# Recommend a site over xmas.



## Chausson (Oct 17, 2006)

Hi folks
Can anyone recommend a site in either Spain or Portugal for a couple of months over the xmas period please, also will they allow you to have a car on tow on site.

Regards Ron


----------



## Perseus (Apr 10, 2009)

Hi Ron,

Yes, the site in Portugal at Vila Nova de Cacela in the Algarve (30 mins from the Spanish border) has a campsite and, to the best of my knowledge will not object to you towing a car.

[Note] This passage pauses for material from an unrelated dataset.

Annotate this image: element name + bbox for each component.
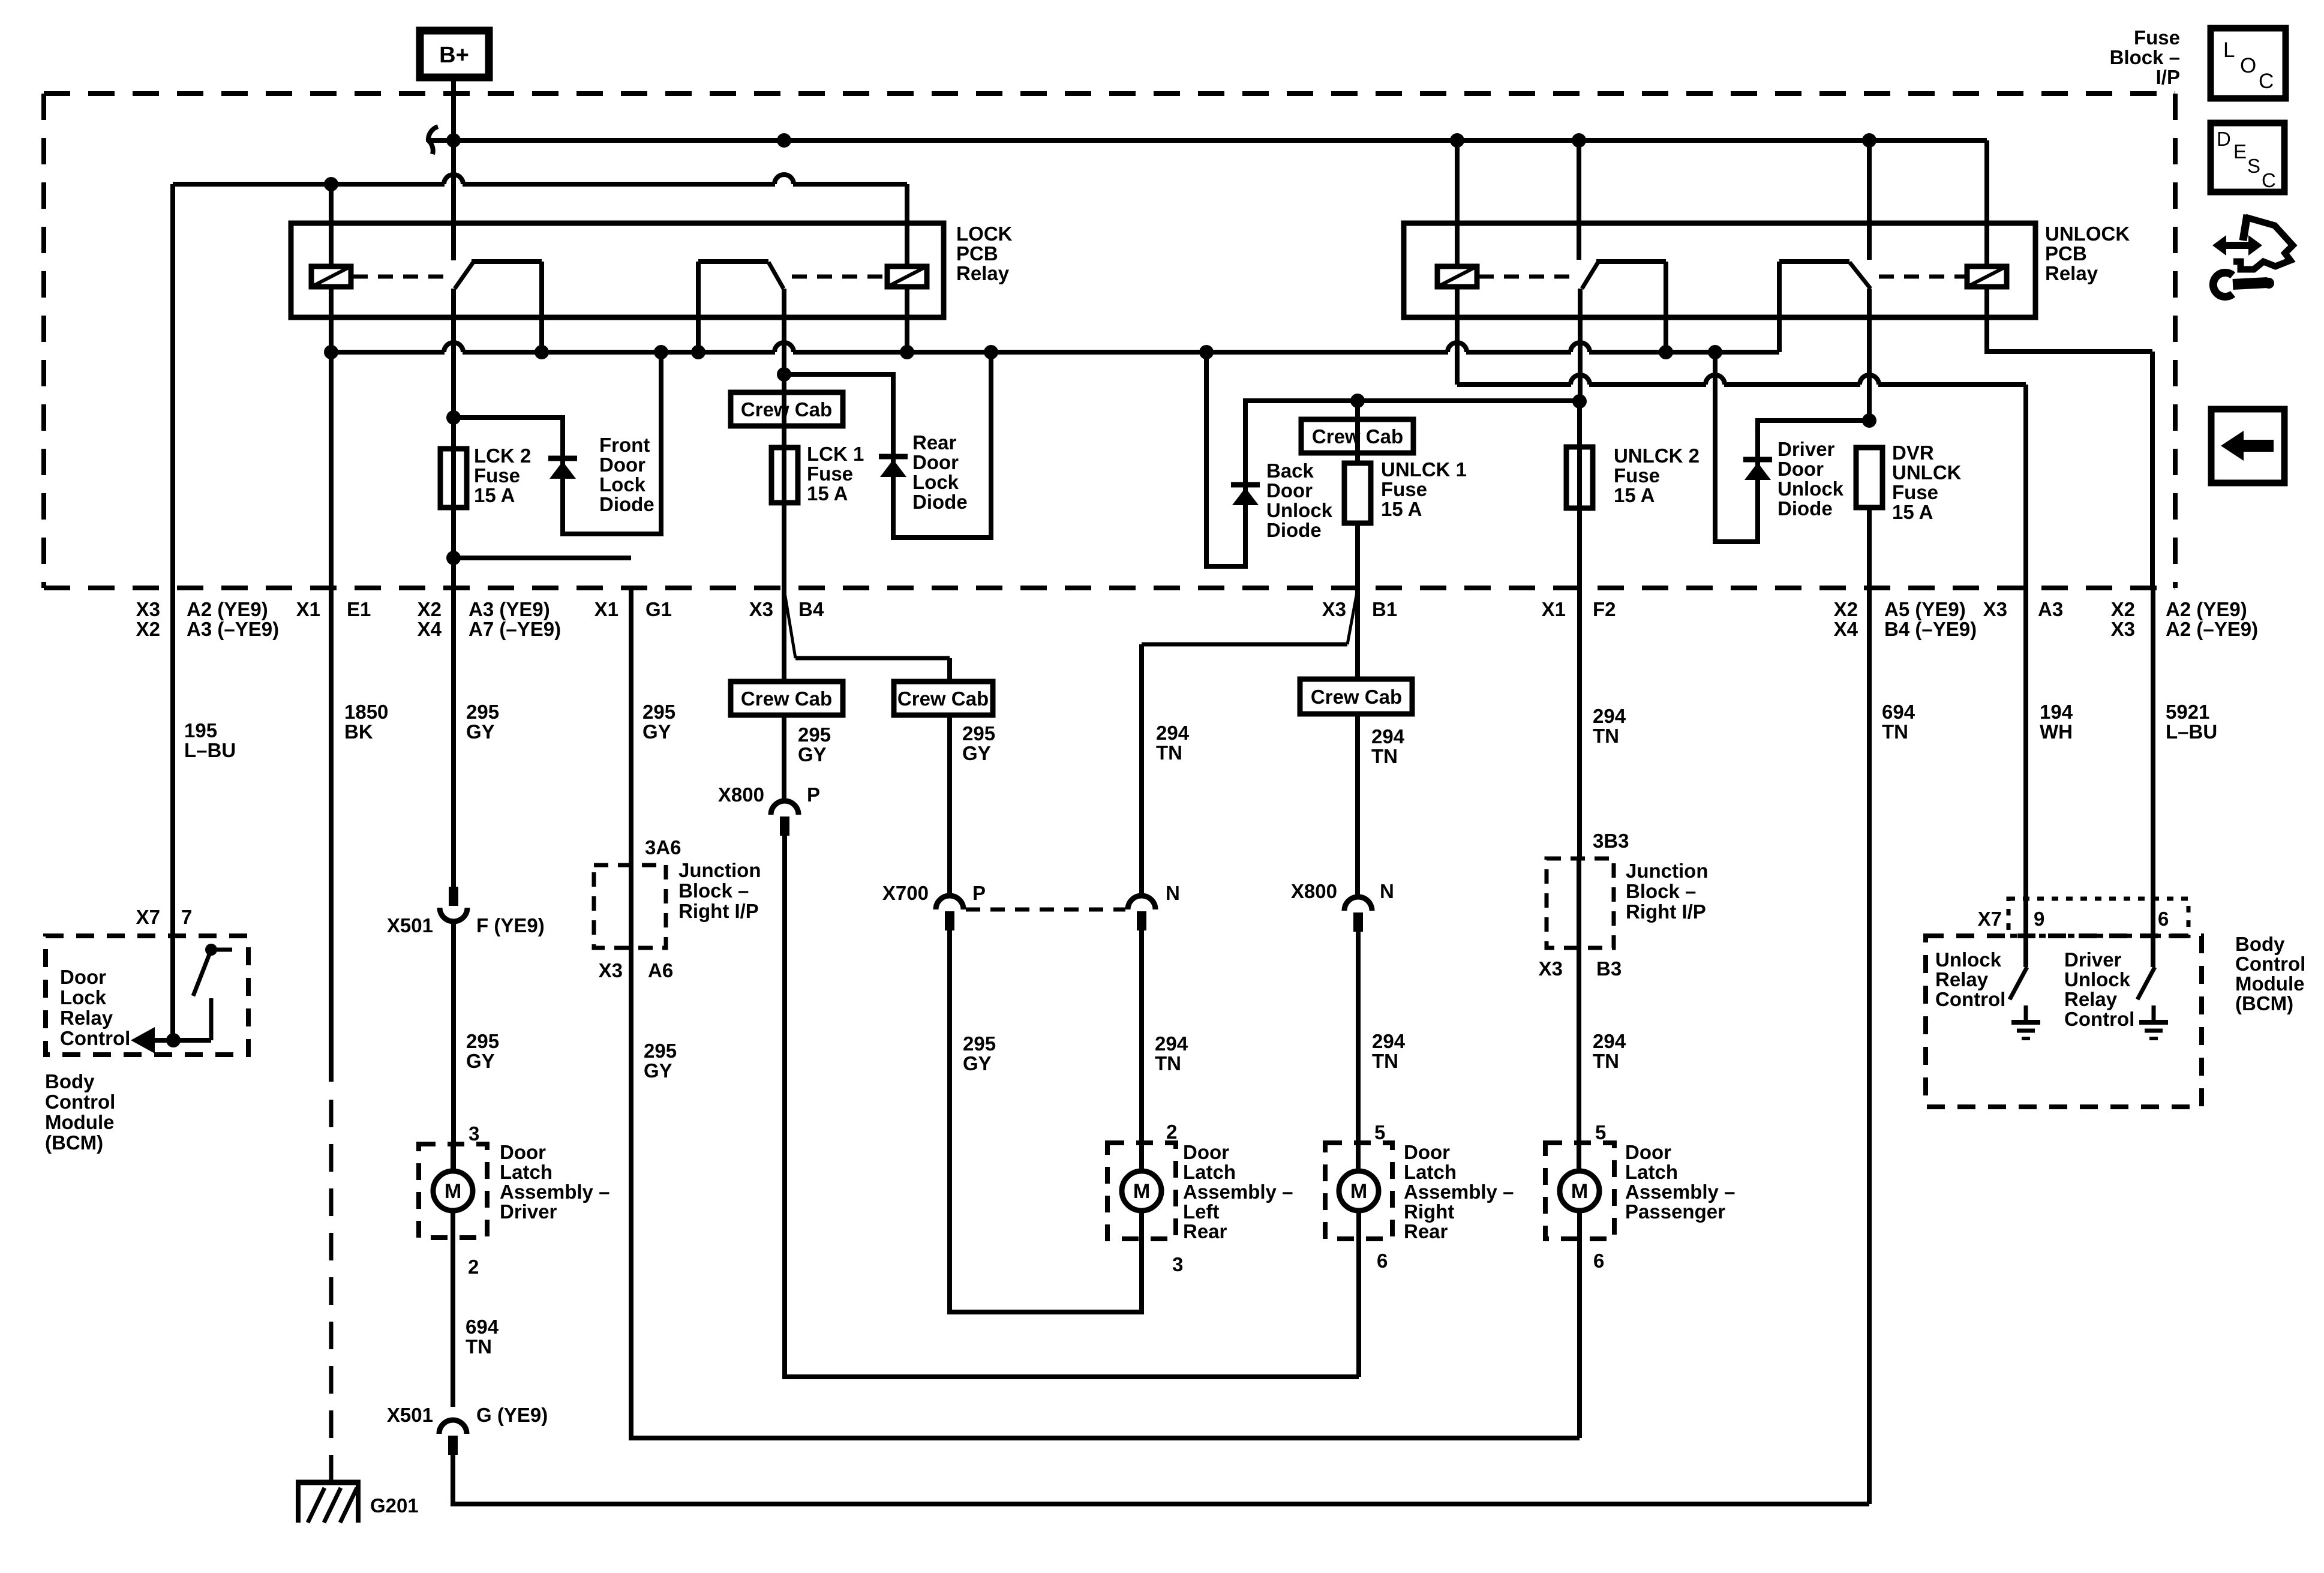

There is also a site called Alamafra 15 mins from Benidorm on the Costa Blanca that operates as a camp site as well as housing residentials. Don't know whether or not they allow towing. Pretty sure they do but am not positive.

Cheers,

John


----------



## Perseus (Apr 10, 2009)

Hi Ron,

Forgot to mention that there is a good camping site at Cabanas, between Vila Nova de Cacela and Tavira. This a really good site. Have walked round it and the pitches are quite big. No problem with the toad. I saw RVs on there with a car on tow.

John


----------



## greenasthegrass (Oct 27, 2007)

Saw one at Albir Camping Blanck or Cap Blanck couldn't read the logo very well it's on the lovely sea front 11km north of Benidorm.


----------



## sooty10 (Feb 22, 2009)

Think that one is called Cap Blanch at Albia. We stayed a couple of nights in April but the locals said it was full from October to March. Plenty of sites at Benidorm, our favourite is El Raco. Just far enough out of town to have a nice walk without being too close.

Sooty


----------



## greenasthegrass (Oct 27, 2007)

I asked reception and they had space but it was two weeks ago perhaps it's full now.

Greenie. :lol:


----------



## mikeT (May 1, 2005)

Hi Ron 
Try this one ACSI site 
Camping Cabo De Gata Almeria
http://www.campingcabodegata.com/en/pitches.html
We are hear till the morning .
its a nice flat site plenty of room for van, trailer and car on the pitch.
There a lot with car's on trailers and A frames hear from time to time 
its very hot hear today 28º
Its also a very nice area we spend a lot of time hear each year .
Mike


----------



## mikeT (May 1, 2005)

Hi Ron 
Try this one ACSI site 
Camping Cabo De Gata Almeria
http://www.campingcabodegata.com/en/pitches.html
We are hear till the morning .
its a nice flat site plenty of room for van, trailer and car on the pitch.
There a lot with car's on trailers and A frames hear from time to time 
its very hot hear today 28º
Its also a very nice area we spend a lot of time hear each year .
Mike


----------



## cavaqueen (Mar 27, 2006)

Hi there,

We have stayed at camping Marjal in Guardamar De Segura for the last 3 Christmases and loved it, they are opening a new site this year which will be open in December, they are advertising on here, so there is plenty of information, and no problem with regards towing a car.

Hope this helps

Cavaqueen


----------



## Chausson (Oct 17, 2006)

Hi Folks
Thanks for your responses I have looked at them all and have opted for Cabo de Gata, I have sent them an email to see if they have any room.
Once again thanks for rapid replies.

Ron


----------